Throwback Thursday: An Explanation

In the summer after I graduated from high school, I worked on a B-movie being shot in my hometown. And OMG wait I just googled it and THERE’S A TRAILER ON YOUTUBE AND IT’S JUST AS CHEESY AS I REMEMBER IT.

Oh wow, I think I just got what the plot is.

Okay. So that’s what I’m talking about. This production company (meaning, the director/producer, a camera guy, another guy, and the actress who played the mom) came to town and we shot this thing over the summer. The rest of the crew consisted of like 4 teenagers (me included) who were all interested in “drama” and were likely getting paid a “pittance” but I don’t remember because it was all in “cash.”

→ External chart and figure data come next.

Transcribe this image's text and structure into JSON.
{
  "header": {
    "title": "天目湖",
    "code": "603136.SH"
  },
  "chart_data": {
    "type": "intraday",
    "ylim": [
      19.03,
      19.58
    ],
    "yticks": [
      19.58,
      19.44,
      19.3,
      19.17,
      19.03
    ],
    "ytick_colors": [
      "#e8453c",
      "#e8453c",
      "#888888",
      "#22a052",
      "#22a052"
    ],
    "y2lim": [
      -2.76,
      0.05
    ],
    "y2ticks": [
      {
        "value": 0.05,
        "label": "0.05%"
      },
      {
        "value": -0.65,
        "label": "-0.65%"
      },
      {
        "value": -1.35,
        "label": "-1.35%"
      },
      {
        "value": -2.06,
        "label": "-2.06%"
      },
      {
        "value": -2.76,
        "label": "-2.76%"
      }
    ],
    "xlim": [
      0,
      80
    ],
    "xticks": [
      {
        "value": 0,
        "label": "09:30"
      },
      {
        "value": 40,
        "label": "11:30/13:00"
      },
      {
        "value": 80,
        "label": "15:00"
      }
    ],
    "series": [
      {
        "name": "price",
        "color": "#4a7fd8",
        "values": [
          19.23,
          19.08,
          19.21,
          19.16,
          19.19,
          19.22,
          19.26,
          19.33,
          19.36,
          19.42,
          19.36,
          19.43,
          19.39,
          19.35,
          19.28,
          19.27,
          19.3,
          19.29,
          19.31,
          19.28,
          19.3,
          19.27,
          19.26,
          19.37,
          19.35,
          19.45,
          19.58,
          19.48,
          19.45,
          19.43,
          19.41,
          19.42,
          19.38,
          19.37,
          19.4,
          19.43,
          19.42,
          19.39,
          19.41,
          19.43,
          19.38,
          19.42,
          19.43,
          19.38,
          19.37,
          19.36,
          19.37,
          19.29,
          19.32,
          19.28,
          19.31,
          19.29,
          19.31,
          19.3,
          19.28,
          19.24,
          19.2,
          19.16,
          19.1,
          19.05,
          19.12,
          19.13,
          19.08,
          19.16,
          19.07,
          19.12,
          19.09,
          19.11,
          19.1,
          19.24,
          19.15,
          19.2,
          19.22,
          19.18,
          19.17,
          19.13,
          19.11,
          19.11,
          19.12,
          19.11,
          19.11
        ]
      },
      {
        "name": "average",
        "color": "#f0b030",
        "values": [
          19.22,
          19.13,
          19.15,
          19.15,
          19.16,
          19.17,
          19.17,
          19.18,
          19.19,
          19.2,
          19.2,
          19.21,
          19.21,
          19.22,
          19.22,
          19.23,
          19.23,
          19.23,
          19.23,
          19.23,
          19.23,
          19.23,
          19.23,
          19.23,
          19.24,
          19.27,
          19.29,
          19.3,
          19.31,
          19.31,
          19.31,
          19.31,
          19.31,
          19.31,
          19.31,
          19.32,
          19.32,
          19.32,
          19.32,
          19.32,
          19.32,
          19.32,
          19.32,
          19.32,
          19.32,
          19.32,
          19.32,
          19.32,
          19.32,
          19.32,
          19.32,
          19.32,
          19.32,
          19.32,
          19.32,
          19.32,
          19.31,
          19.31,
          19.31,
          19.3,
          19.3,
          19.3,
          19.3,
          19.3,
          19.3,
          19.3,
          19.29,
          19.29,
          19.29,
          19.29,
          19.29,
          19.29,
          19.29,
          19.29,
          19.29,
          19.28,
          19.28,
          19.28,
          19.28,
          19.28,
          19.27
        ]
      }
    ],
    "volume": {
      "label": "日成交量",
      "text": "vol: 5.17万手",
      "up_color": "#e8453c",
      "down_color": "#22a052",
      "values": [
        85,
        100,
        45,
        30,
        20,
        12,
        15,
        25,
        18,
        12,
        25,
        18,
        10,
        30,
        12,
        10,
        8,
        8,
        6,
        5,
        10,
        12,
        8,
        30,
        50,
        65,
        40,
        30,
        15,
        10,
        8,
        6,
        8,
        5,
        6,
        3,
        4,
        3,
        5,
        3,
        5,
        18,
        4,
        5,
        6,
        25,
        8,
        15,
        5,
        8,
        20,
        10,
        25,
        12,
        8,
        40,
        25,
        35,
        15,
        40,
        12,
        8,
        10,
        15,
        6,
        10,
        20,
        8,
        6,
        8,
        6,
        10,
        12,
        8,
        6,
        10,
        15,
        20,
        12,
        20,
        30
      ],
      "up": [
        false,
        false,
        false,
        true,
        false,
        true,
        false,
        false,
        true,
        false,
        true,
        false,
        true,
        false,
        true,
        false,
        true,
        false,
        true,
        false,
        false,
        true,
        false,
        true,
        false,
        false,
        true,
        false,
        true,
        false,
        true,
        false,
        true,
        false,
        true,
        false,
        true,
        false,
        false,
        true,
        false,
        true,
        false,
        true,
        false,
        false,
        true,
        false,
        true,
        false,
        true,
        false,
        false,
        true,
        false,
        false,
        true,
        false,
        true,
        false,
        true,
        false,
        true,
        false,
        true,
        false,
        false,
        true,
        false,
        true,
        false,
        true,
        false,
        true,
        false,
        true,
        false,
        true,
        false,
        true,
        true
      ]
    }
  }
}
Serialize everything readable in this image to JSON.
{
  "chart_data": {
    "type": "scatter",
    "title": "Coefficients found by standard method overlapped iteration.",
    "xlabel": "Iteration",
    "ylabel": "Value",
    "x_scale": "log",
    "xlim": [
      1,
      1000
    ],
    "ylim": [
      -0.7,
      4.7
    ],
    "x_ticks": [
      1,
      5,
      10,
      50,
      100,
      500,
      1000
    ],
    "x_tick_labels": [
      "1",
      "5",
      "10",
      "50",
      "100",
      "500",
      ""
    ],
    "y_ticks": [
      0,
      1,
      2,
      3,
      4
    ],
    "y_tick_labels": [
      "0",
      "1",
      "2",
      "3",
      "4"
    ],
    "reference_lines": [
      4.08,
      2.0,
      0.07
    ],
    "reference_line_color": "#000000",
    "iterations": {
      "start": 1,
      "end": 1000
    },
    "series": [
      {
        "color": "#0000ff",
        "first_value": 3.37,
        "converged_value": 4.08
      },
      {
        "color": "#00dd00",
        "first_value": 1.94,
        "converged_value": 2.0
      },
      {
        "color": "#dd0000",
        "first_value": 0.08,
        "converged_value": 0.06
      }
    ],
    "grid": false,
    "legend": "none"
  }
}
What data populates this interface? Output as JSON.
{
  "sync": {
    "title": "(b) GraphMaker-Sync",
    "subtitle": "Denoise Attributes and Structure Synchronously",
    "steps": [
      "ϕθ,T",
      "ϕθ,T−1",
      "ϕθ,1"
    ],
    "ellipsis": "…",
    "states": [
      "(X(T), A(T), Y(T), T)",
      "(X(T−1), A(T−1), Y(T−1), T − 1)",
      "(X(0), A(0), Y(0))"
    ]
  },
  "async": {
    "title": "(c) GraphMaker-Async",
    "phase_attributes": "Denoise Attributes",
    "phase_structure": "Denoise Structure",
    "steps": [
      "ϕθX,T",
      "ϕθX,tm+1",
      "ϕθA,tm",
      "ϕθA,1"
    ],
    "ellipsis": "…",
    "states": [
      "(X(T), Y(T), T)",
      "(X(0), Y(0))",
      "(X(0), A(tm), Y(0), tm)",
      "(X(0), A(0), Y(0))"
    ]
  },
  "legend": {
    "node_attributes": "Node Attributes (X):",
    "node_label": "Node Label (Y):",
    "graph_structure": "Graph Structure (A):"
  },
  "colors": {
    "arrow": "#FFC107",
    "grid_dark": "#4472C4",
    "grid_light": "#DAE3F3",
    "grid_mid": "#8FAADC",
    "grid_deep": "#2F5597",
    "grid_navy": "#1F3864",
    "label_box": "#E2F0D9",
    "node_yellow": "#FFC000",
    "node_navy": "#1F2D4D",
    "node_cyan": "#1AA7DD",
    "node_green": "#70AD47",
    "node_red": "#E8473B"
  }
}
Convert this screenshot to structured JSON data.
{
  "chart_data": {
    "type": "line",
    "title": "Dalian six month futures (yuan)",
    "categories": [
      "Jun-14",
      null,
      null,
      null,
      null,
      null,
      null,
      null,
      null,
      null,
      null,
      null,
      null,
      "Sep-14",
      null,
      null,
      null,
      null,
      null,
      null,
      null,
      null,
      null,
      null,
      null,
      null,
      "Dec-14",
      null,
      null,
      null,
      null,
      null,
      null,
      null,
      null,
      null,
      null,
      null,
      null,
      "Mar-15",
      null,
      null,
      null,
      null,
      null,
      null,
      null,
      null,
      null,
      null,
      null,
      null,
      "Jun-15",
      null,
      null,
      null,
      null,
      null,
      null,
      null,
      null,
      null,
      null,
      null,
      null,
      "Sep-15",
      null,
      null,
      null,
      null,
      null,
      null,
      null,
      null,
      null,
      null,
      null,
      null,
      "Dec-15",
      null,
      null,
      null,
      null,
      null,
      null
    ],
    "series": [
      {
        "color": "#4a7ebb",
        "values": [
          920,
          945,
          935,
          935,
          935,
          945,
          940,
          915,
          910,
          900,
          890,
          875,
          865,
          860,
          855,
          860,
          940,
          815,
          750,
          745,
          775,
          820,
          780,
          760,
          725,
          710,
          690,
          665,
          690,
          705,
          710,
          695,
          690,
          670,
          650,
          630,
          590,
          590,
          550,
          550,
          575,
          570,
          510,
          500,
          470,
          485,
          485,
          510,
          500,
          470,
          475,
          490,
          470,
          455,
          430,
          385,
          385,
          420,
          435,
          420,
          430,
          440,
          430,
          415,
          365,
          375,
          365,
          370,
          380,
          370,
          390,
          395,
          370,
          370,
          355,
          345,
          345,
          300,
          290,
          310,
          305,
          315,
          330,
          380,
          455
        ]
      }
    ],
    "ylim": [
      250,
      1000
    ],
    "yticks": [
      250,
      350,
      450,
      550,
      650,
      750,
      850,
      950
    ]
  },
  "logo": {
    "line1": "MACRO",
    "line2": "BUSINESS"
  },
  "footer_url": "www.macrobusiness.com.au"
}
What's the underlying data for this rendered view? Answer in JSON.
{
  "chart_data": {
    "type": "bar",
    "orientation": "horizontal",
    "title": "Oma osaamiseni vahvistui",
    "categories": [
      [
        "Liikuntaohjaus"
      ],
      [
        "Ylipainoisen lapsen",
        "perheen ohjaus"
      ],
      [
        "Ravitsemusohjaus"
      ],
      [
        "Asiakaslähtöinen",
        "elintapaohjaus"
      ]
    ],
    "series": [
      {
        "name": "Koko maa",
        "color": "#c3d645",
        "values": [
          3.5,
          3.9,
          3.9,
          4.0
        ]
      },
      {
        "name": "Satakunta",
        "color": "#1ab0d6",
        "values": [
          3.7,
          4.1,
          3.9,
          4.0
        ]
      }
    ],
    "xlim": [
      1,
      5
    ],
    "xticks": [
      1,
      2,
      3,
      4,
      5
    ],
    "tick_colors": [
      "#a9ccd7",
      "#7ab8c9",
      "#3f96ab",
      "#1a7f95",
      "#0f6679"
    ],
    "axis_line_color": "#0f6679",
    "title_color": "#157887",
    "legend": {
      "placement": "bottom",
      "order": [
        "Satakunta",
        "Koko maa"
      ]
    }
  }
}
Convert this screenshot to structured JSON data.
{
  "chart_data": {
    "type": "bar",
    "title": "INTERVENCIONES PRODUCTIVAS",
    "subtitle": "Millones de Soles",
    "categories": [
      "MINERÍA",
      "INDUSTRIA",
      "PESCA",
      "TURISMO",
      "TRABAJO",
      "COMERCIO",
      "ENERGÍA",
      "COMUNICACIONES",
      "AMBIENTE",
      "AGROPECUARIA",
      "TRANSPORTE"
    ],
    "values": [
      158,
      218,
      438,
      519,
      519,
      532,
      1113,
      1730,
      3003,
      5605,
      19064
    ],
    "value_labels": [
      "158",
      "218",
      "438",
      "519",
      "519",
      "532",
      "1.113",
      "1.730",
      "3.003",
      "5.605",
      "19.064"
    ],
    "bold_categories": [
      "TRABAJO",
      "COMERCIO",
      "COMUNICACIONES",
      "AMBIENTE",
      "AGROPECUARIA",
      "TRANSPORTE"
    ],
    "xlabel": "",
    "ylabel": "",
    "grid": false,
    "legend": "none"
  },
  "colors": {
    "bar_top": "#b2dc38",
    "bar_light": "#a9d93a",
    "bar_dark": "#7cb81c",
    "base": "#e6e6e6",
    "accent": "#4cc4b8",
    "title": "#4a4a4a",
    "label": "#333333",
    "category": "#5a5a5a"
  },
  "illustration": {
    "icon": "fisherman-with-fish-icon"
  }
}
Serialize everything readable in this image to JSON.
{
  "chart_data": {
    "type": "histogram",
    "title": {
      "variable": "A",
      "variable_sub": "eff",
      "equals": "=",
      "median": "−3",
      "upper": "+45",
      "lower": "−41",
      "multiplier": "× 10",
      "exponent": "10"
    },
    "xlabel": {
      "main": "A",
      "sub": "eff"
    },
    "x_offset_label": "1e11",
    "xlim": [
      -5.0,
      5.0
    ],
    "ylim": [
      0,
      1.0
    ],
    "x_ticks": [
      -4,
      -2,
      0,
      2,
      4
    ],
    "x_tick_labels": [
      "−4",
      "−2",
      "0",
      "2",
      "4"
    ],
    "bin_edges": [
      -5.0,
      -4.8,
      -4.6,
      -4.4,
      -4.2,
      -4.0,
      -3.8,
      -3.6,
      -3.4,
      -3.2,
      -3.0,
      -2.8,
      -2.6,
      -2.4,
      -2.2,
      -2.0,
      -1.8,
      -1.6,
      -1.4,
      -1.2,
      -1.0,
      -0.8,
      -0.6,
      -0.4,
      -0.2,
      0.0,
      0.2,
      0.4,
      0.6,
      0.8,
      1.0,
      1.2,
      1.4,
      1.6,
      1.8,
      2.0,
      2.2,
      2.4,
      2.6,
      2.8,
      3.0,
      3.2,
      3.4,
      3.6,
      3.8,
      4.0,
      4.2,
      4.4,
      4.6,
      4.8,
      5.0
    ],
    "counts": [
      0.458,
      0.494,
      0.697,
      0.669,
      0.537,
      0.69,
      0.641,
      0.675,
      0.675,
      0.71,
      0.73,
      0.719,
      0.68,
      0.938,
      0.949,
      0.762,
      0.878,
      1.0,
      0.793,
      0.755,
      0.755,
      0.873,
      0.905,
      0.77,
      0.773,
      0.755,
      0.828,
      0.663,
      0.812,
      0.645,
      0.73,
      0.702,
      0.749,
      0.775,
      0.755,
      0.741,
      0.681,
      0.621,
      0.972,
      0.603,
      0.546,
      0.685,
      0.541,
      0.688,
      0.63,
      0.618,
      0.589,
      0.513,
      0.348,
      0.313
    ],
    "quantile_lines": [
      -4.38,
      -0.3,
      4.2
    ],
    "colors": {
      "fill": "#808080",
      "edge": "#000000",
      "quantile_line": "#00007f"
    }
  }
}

I do remember learning a lot, but also starting out knowing nothing. The director depended on us a lot but without always telling us the details of what we were meant to do. I think she expected us to come in knowing more than we did. We did our best, but it was stressful. I was basically fulfilling a stage management role (before I knew what that was) although in the movie credits I’m listed as Production Coordinator (holla!).

I have this one really clear memory of being out at the goldmine (?) in the middle of the hot summer, and I was supposed to be holding this umbrella up to shade one of the kid actors. At one point, the director sort of barked at me that I was supposed to be shading the actor, not myself. But the thing was, because of the angle of the sun, I had to hold the umbrella pretty much up and down in order to shade the kid. I pointed it out and she ceded the point. This was a major victory in my life…that I’ve clearly hung onto.

I was thinking about this recently because I realized that I still have this deep down need. I sometimes daydream up situations in which I’m in some kind of major trouble, and then I think of the circumstance that would make it all go completely away. Like, “Okay, so I’m a key witness in a major investigation, but I leave town, and then the police are calling me but I don’t return my phone calls, and it’s looking really bad for me…BUT THEN, when they finally get ahold of me, it turns out that I called the precinct a week ago when I left town, which I had to do for a family emergency, and I told them that my phone was lost, and gave them a different number at which to contact me, but a lazy officer didn’t pass on the message, and it’s not my fault at all!”

Stuff like that.

So yeah. There’s a fun fact about me, backed up with an amusing TBT anecdote. Hope you enjoyed it.